According to Vishy, when evaluating the business case for any digital transformation, he focuses on three questions.
“I begin with ‘why’. What is the core need to be addressed by a digital transformation? How is it aligned to your organisation’s vision and strategy, client/customer needs, market trends, and expectations? So you need to first answer why.”
“Then you must look at ‘where’. What parts of your organisation can or need to be digitally transformed based on priority? Don’t try to do everything at once. You should base your actions on priorities. You can determine those priorities by looking at things that create new revenue streams, drive efficiency, or improve customer experience or your people experience. Alternatively, you might prioritise areas that provide better management of your security, data and quality risks in an organisation. That’s the where.”
“Thirdly, the ask ‘what’. What technology, if any, can help you address those business needs? Sometimes we rush straight to implementing some form of new technology to solve a problem. However, we must always ask, “Will the technology actually help address the challenge we are trying to solve given our existing processes, as well as legacy and future demands?” It is important to be selective.
“The other thing we know about technology is that people often only use about 10% of the capability in any technology they adopt. So make sure you’re clear about ‘why’ you’re doing it, ‘where’, and what parts of the organisation you need to apply it to, and then ‘what’ technology tools or processes you need to drive the transformation.”
According to Vishy, one of the biggest challenges for any security manager regarding digital transformation involves overcoming differences in priorities within the organisation.
“When it comes to digital transformation, it is more often the case that the security manager’s role is to protect their organisation. This necessitates an inside-out approach. I.e., what assets am I protecting? How do I go about protecting them?

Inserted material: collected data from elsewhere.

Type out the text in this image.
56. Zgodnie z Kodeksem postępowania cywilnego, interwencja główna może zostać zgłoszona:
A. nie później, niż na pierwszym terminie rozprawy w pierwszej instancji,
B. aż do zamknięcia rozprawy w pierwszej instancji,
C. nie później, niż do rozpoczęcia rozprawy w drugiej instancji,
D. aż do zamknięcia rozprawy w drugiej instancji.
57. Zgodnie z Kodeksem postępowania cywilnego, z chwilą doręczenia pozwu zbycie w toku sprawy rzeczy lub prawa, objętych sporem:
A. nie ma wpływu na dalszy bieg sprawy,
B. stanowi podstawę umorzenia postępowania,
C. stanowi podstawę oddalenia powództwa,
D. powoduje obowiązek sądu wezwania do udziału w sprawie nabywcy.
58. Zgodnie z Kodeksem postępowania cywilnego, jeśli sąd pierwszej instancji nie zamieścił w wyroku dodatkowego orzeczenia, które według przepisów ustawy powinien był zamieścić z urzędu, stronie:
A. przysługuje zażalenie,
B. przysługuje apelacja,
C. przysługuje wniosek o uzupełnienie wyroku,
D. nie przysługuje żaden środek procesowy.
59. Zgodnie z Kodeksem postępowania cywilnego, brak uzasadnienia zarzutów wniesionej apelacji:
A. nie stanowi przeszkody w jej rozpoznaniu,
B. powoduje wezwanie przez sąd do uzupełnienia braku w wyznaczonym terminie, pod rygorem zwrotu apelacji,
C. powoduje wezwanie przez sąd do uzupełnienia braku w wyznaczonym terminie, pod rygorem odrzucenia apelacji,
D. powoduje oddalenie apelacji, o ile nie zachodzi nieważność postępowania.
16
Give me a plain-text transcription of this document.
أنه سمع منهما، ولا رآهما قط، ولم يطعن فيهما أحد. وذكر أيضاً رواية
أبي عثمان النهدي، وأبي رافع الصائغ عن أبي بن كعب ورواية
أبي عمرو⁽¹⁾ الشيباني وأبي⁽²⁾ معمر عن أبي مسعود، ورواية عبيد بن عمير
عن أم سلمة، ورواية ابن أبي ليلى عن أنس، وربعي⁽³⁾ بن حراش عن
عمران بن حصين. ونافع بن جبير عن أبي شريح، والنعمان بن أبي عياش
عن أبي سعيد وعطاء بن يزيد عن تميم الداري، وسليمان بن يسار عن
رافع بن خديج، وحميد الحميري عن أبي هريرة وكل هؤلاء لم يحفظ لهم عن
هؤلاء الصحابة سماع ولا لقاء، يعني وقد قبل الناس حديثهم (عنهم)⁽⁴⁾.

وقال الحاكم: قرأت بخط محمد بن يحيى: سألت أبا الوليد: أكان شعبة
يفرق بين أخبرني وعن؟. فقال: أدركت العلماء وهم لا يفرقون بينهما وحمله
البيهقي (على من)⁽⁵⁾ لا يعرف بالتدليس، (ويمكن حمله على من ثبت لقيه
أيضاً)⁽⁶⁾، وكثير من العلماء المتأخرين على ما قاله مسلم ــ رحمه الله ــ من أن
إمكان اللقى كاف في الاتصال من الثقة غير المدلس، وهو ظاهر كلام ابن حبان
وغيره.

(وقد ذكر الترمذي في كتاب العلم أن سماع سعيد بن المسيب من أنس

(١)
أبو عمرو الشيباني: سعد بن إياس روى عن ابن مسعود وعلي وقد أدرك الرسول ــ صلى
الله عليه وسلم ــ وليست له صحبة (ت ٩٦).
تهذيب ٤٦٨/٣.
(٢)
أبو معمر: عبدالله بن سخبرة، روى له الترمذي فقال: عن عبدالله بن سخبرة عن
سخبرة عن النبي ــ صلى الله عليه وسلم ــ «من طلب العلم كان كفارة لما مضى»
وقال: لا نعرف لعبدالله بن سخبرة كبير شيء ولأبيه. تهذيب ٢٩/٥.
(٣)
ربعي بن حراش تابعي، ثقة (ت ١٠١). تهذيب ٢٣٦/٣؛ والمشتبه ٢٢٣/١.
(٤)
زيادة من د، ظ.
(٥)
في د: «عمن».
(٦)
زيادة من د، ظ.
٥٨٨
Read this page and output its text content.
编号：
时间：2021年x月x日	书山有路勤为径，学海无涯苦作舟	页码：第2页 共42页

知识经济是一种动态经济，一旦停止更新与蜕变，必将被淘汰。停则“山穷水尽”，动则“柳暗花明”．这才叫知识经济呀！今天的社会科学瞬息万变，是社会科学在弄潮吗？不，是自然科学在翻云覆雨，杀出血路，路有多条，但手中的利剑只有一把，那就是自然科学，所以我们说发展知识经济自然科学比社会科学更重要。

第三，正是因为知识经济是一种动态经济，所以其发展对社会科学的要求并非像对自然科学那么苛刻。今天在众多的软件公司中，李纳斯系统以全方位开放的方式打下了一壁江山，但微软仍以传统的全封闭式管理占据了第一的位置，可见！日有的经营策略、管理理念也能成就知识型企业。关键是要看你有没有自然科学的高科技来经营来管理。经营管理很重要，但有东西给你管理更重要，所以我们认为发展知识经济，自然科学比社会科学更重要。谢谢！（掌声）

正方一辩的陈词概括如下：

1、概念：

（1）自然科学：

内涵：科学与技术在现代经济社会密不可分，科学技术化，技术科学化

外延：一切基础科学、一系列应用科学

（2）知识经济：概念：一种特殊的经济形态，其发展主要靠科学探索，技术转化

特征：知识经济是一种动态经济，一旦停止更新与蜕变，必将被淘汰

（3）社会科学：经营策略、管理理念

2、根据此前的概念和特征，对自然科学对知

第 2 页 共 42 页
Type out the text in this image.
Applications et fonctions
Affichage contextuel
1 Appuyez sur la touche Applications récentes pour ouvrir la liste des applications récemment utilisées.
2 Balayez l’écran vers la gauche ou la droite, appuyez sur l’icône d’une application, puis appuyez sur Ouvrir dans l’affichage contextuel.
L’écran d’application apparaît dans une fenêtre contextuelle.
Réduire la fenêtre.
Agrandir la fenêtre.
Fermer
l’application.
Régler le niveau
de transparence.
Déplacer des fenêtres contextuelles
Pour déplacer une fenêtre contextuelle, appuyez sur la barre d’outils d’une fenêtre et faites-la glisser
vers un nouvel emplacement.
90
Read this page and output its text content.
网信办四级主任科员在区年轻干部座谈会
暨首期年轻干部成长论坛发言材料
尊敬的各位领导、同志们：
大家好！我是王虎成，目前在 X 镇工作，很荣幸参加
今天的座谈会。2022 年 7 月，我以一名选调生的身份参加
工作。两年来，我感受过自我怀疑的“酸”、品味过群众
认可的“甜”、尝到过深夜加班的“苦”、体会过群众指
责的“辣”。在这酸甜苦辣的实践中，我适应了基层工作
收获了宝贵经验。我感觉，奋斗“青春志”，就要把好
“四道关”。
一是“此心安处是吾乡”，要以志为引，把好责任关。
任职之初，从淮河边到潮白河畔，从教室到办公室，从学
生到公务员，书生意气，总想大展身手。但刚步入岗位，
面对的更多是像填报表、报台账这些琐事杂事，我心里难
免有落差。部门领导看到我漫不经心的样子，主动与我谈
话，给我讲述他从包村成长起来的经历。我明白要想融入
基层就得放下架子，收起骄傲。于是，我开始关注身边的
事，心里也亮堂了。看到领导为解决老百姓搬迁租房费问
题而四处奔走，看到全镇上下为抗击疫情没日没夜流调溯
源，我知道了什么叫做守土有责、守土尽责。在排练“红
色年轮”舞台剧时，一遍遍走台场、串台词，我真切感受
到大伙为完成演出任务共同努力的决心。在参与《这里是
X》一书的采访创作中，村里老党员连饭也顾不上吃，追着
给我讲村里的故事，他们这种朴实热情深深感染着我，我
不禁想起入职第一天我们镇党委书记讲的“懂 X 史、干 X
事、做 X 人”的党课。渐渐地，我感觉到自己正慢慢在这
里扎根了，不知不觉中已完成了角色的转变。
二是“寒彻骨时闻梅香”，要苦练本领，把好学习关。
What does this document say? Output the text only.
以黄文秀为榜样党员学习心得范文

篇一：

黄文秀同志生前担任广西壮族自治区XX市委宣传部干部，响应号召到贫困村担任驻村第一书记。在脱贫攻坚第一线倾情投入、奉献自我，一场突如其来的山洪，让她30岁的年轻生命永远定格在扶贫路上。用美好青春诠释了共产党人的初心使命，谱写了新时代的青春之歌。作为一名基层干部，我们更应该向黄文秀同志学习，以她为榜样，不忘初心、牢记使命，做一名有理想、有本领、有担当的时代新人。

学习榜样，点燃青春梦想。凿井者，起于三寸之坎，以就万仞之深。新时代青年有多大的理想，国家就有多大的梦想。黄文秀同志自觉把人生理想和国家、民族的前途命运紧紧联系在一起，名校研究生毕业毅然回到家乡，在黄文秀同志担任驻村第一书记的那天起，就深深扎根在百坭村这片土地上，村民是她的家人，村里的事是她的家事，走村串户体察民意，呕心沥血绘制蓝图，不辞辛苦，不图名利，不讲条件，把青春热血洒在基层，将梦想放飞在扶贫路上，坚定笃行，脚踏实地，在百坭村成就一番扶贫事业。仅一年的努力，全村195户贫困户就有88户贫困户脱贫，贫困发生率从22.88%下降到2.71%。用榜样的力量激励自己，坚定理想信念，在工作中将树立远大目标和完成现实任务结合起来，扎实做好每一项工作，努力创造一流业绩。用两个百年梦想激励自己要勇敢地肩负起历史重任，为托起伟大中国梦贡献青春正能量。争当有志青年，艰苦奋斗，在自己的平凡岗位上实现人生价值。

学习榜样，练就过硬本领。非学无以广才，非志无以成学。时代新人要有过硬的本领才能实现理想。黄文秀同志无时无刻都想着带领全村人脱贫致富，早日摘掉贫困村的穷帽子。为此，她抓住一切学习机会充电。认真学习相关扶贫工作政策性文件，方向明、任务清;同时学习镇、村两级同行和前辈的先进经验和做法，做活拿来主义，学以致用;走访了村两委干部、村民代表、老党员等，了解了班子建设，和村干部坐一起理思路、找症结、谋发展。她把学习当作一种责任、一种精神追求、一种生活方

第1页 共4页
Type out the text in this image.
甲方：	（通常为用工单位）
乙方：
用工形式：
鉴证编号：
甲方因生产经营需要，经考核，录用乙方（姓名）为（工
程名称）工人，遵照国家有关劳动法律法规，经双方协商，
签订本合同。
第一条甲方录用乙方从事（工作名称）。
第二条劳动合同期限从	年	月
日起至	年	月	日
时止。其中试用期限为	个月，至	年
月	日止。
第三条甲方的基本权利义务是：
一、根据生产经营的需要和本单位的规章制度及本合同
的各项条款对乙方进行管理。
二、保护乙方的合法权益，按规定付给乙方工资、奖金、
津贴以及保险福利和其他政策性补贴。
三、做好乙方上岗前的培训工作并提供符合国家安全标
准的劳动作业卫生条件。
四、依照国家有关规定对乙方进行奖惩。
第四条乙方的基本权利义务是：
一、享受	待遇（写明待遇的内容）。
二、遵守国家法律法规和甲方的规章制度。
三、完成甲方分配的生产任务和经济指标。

Conversely, senior leaders view the organisation from an outside-in perspective. What does the business look like, and how do I achieve increased market share, customer satisfaction, differentiation, et cetera? Therefore, it’s important for security managers to tackle the business case for digital transformation as an opportunity to enable business outcomes while making sure that the brand, reputation and other risks are protected through best-in-class security. So how do we go about achieving that? I think, firstly, build a compelling vision. It is also important to understand that it’s not your digital transformation; it’s the organisation’s digital transformation. Sometimes people become too focused on driving the transformation and fail to understand the organisational context for the change. So that’s number one.”
“Number two is about getting senior leadership team buy-in, but it is also important to listen to the language that the senior leaders in your organisation are using. Listen to the direction and their views on digital transformation and weave that language and those views into your approach. And look at areas where you need to strengthen or invest more time and money.”
“The third important thing to consider is relationships. This sounds like a pretty obvious thing, but sometimes technology leaders tend to focus more on processes, tools and systems and not enough on relationships and building engagement. To me, that’s really important. Ultimately, the person leading the digital transformation is accountable and answerable to the senior leadership and stakeholders, whoever that might be.